Extending sudo credentials

If you use sudo for, e.g. pkgsrc's just-in-time su, you may have often bitten by the problem that some compilations are slow and the build process stops right in the middle to ask you for a root password. If you go away while the system compiles, you'll be frustrated when you come back, as the process may still well be at the very beginning.
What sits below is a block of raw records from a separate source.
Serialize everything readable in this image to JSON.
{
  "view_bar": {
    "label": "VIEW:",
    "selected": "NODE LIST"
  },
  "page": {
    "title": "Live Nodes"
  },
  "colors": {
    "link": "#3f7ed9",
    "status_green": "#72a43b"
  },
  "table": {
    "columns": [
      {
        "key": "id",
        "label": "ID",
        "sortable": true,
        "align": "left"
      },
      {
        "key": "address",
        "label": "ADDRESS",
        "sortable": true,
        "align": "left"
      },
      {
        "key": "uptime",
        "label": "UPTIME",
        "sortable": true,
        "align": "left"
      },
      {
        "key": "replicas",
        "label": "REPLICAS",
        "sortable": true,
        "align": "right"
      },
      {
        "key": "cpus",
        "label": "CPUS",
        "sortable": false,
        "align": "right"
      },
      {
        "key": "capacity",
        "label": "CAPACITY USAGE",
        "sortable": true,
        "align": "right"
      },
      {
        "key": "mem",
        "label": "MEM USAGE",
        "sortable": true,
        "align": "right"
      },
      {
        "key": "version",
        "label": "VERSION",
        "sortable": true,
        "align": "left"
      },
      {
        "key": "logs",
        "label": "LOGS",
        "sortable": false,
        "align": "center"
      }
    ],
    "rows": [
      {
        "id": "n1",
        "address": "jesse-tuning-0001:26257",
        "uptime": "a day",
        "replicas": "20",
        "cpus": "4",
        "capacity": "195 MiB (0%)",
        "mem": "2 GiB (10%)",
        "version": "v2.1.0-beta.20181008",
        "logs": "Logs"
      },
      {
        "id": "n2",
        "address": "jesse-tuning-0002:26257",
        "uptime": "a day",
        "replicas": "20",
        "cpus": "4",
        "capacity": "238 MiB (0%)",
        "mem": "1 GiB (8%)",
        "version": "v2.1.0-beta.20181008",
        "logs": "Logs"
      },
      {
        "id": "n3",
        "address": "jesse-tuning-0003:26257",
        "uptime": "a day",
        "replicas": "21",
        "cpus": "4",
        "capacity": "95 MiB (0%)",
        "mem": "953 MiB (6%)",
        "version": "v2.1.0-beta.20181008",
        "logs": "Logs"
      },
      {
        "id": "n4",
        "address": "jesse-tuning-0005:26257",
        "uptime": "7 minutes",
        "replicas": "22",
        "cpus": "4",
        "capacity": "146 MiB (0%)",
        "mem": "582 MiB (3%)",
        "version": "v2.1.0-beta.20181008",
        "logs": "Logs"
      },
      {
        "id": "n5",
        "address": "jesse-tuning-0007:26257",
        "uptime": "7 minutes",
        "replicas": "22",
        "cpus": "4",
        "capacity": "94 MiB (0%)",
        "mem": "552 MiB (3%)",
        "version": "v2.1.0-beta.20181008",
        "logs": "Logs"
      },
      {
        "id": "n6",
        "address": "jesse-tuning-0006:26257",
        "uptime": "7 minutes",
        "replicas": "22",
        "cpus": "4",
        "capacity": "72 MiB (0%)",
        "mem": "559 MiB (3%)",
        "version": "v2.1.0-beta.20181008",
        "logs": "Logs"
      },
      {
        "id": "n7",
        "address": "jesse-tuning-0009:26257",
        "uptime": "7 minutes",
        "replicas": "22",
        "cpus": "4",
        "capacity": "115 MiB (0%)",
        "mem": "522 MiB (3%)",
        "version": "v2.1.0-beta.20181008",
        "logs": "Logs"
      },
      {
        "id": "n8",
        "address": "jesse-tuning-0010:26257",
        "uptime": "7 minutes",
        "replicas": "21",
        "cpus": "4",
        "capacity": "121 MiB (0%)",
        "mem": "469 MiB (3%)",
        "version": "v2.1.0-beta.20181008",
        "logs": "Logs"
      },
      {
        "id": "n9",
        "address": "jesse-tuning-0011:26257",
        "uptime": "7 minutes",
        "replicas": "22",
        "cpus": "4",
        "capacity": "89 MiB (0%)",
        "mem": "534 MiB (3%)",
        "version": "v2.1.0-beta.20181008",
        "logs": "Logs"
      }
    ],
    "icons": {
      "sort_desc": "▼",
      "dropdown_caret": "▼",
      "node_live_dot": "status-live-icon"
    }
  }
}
This happens because, unless disabled by the system administrator, your sudo credentials last for 5 minutes. If you hadn't used sudo for those 5 minutes, it will ask you for your password again. A simple workaround for the problem is to automatically renew your credentials, say, every 2 minutes. You can do this by running the following command (from the same console you are using later on!) right before starting a pkgsrc build:
$ ( while :; do sudo -v; sleep 120; done ) &

2 comments:

mirabilos said...

Excuse me, but you, as a BSD developer,
please can’t tell me you didn’t RTFM
for about three minutes – sudoers(5) –
to discover the timestamp_timeout op-
tion, right? Please say it isn’t.

Your workaround is really more of a
würgaround and certainly doesn’t help
in getting sudo accepted more widely.

Just sudo visudo, then add lines like
this ↓ then save and exit. This will
give you unlimited timeouts. (Note: on
e.g. Kunterbuntu systems you’ll also
need to disable tty tickets.)

Defaults passwd_timeout=0
Defaults timestamp_timeout=-1

Julio Merino said...

Looks like I didn't make it clear. Yes, the system administrator can change the default, but I don't want to.

You certainly don't want to raise the timeout to many hours (covering the longest possible compilation that you'll do), as doing that is almost like not setting any timeout at all. So running the command I shown is only a temporary measure for a specific situation without having to change the defaults.